La sua opera è stata riunita in volume solo di recente, sotto il titolo Goss in firegna (Comune di Biasca, 2020). La raccolta contiene oltre duecento testi tra i quali alcuni scritti destinati a rimanere nella memoria collettiva: in particolare, piace ricordare La firegna (‘La veglia’) che ha dato il titolo al libro, in cui il poeta vi fa rivivere le serate di un tempo lontano: dopo cena, le donne di casa, gli allevatori e i contadini del paese si riunivano in una stalla o locale attiguo e si raccontavano a vicenda eventi e aneddoti straordinari: I donn i fäsèe calza o i firava, / dal bronz i bütava fòo üm quai gótt cafè. / I oman üm quai denc ad rastéi i sbiüsciava / e i «Telegiornali» i èra tücc ilé. ‘Le donne sferruzzavano o filavano, / dal paiolo prendevano un po’ di caffè. / Gli uomini un dente di rastrello lisciavano, / E i Telegiornali eran tutti lì’. La parola firégna è diffusa in tutta la Svizzera italiana e ricorda i celebri filò di Fellini e di Zanzotto. Si noti inoltre, per complemento di informazione, che Goss (‘gozzo’) è il soprannome dei biaschesi, dovuto alla patologia che un tempo colpiva diffusamente gli abitanti del paese.

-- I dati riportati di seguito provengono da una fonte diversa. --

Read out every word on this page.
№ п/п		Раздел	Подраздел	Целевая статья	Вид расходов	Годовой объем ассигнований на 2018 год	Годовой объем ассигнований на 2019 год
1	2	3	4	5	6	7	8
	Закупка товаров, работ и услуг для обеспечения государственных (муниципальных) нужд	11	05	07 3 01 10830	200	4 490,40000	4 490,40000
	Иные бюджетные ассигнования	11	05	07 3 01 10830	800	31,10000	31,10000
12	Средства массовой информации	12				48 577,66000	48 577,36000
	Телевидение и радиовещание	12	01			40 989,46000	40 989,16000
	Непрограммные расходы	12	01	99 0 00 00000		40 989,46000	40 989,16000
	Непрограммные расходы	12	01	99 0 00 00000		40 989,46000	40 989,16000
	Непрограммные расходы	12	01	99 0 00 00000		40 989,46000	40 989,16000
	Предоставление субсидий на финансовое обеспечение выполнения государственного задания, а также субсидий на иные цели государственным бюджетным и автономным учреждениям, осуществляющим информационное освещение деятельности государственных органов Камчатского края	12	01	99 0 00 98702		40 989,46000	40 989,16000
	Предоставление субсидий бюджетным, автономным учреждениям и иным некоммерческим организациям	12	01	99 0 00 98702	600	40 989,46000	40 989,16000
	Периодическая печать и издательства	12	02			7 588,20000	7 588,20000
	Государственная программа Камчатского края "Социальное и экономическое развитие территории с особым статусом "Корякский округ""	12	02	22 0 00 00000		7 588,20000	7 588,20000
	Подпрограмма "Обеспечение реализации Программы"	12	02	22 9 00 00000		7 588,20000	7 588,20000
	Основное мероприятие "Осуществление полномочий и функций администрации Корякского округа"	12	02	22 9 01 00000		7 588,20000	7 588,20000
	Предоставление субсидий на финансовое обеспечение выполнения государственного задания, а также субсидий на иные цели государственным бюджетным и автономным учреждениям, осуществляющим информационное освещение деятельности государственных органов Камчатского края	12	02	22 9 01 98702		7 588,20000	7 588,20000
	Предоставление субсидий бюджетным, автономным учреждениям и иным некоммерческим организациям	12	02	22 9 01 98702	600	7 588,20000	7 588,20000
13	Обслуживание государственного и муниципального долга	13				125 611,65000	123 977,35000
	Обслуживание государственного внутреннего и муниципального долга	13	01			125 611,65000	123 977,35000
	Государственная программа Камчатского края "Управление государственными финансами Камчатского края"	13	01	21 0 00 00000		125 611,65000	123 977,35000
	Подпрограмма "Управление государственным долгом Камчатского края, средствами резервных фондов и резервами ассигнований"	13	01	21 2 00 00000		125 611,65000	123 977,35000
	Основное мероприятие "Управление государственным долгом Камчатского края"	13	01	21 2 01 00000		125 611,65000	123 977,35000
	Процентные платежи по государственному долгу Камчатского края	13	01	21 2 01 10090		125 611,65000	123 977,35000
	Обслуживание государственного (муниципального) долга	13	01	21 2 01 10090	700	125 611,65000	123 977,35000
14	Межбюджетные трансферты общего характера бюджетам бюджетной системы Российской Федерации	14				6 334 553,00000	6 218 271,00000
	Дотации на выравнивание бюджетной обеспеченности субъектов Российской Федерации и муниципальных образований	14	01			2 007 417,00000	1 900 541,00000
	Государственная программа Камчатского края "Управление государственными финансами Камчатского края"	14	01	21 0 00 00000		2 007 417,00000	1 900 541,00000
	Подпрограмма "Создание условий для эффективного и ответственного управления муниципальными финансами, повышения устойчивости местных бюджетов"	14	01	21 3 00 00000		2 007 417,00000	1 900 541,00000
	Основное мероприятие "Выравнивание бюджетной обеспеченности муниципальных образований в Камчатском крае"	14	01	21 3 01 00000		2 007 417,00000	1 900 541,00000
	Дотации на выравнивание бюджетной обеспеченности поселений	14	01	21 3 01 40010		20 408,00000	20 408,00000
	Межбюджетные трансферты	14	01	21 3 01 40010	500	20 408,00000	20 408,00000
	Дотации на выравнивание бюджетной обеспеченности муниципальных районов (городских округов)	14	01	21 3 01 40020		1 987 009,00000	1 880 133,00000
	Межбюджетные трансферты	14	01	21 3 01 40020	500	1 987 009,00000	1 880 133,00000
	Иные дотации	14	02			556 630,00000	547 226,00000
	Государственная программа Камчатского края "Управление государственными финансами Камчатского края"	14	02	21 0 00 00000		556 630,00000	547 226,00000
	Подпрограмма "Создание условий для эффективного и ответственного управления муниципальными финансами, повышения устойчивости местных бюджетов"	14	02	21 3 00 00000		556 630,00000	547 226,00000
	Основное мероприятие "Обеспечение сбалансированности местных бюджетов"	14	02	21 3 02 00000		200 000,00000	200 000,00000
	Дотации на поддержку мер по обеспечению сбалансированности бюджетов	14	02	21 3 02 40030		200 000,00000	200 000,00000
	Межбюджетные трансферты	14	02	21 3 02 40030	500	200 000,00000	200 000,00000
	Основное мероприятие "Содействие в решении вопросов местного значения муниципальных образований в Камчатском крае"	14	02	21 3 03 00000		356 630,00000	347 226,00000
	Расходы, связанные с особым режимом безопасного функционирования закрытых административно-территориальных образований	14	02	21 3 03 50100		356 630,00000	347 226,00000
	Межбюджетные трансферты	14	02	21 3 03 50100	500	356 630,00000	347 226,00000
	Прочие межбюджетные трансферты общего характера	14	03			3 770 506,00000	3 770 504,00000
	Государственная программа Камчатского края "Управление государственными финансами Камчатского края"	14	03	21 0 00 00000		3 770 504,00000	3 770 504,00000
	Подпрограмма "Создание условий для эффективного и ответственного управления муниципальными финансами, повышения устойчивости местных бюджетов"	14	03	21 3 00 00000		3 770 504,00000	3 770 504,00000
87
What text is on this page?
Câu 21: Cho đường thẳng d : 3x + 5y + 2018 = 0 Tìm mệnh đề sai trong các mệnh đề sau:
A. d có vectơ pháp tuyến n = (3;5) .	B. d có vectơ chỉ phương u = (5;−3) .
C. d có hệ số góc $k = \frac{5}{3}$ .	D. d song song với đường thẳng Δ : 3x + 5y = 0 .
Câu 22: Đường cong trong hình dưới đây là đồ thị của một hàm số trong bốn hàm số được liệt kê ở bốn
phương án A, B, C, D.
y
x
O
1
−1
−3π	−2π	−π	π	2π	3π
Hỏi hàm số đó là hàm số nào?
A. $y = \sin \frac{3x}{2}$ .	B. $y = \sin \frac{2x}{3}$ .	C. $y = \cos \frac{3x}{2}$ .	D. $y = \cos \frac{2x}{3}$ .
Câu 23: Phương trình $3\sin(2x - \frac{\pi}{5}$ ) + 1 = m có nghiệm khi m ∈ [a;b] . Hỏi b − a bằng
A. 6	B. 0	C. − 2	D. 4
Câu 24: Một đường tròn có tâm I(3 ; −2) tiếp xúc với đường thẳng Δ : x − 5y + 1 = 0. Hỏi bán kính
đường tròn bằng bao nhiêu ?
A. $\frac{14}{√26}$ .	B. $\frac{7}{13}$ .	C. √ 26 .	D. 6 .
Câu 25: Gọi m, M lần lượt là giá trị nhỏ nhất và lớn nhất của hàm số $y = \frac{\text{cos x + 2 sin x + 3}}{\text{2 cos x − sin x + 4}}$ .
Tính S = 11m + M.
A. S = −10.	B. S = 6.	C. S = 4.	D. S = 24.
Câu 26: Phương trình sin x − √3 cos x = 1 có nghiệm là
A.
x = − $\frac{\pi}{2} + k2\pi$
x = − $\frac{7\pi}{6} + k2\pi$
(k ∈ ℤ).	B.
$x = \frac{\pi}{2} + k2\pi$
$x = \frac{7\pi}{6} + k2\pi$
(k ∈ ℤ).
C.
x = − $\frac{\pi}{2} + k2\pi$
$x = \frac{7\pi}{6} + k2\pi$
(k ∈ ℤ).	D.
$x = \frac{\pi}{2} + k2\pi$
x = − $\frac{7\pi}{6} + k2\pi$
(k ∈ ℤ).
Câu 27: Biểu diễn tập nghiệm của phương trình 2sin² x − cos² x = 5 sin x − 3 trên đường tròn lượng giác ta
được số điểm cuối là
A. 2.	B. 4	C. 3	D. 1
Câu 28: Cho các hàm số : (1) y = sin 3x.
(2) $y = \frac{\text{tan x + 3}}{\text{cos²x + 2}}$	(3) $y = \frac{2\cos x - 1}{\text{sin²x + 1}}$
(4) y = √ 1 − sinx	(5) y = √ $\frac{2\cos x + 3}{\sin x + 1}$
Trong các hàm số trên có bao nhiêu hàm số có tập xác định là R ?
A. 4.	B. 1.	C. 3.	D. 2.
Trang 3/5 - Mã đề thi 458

Spartaco ha ora chiuso definitivamente il quaderno: ai suoi familiari e, in primo luogo, alla moglie Ebe e ai figli, giungano le nostre sentite condoglianze. A noi resta il rimpianto doloroso, mitigato dal sorriso dei suoi versi colmi di sano umorismo, mai disgiunto da una profonda riflessione critica.